03/01/2008
CLICHE
A Italia vem me apresentando todos os seus cliches. Desde a minha chegada ate agora, sentado num cyber cafe com vista para o Duomo de Milao, onde foi preciso gritar com o funcionario da loja para me deixar usar a internet sem apresentar o passaporte – ah, como eles sao burocraticos: me senti tao em casa agora...
Ha pizzas ruins por todos os lados, as boas lojas e os restaurantes mais locais estao fechados, os chineses dominam o cenario alternativo e as milanesas aproveitam a neve para usar suas peles combinadas com vinil. Veramente norte, veramente cliche.
E anteontem, enlatado no trem, ao atravessar a fronteira suica, a menos de 30 minutos de Stazione Centrale, ja em Milao, fui interceptado por uma brasileira que descobriu minha procedencia da maneira mais brasileira possivel: observando tudo o que havia sobre minha mesinha. A biografia de Tim Maia, com a capa vermelha e letras em amarelo manga, entregou tudo e me arruinou.
Pois fui amolado, quase assediado moralmente, pela brasileira que, ora ora, fez questao de me dizer tudo que fazia por aqui – mesmo sem eu ter perguntado nada.

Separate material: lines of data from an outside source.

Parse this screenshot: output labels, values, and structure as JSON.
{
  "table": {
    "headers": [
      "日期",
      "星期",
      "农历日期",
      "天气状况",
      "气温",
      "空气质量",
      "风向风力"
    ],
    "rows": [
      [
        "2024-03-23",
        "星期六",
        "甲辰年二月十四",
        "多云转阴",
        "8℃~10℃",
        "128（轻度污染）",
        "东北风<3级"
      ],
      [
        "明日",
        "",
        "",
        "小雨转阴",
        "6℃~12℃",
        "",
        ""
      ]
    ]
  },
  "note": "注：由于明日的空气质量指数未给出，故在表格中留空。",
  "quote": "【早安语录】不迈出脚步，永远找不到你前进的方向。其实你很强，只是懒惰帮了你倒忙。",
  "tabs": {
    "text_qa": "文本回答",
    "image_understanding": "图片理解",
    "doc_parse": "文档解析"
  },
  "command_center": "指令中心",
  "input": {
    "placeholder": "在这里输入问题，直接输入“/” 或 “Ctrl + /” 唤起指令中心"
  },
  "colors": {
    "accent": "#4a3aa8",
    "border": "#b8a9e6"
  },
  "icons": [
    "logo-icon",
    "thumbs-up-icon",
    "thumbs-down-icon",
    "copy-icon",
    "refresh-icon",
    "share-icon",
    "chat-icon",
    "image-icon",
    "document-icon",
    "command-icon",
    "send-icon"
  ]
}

Vanessa mora em “Milano” ha 14 anos e que vive de mesada do marido. Disse tambem que e gaucha e que esta preocupada por nao saber qual dos empregados a iria buscar na estacao.
O telefone de Vanessa toca. Seu ringtone e um funk atual, muito atual, alias, para quem, segundo ela, nao visita o Brasil ha mais de cinco anos.
Alo Polliana, piranha, voce pode me buscar na estacao? Aproveita e passa no mercado para comprar quiabo. To louca para comer galinha com quiabo.
Vanessa desliga o telefone. E volta a puxar assunto.
Primeira vez na Europa?
Nao, nao
Tu vai 'faze' o que em “Milano”?
Nada demais.
(Vanessa tira um bone Gucci falso da bolsa e enfia na cabeca)
Nao gosto muito de Milano, prefiro a Dinamarca.
Ah.
Aqui ja deu, vou para Londres.
Oi?
Sei la, rodar por ai.
Entendo.
Quer um 'golio' de “vino rosso”?
Nao, obrigado.
Que horas sao no seu relogio? Preciso acertar o meu, que esta sempre cinco minutos “avanti”.
Quatro em ponto.
Quer um pouco de vino?
Nao, ja disse.
Silencio. E Milao a vista. Alivio. Vanessa pega suas coisas e se despede de mim. Com pressa, desce do trem e entra no metro. Sozinha, a bordo de seu Nike tamanho 44. Ai, a Italia e um cliche.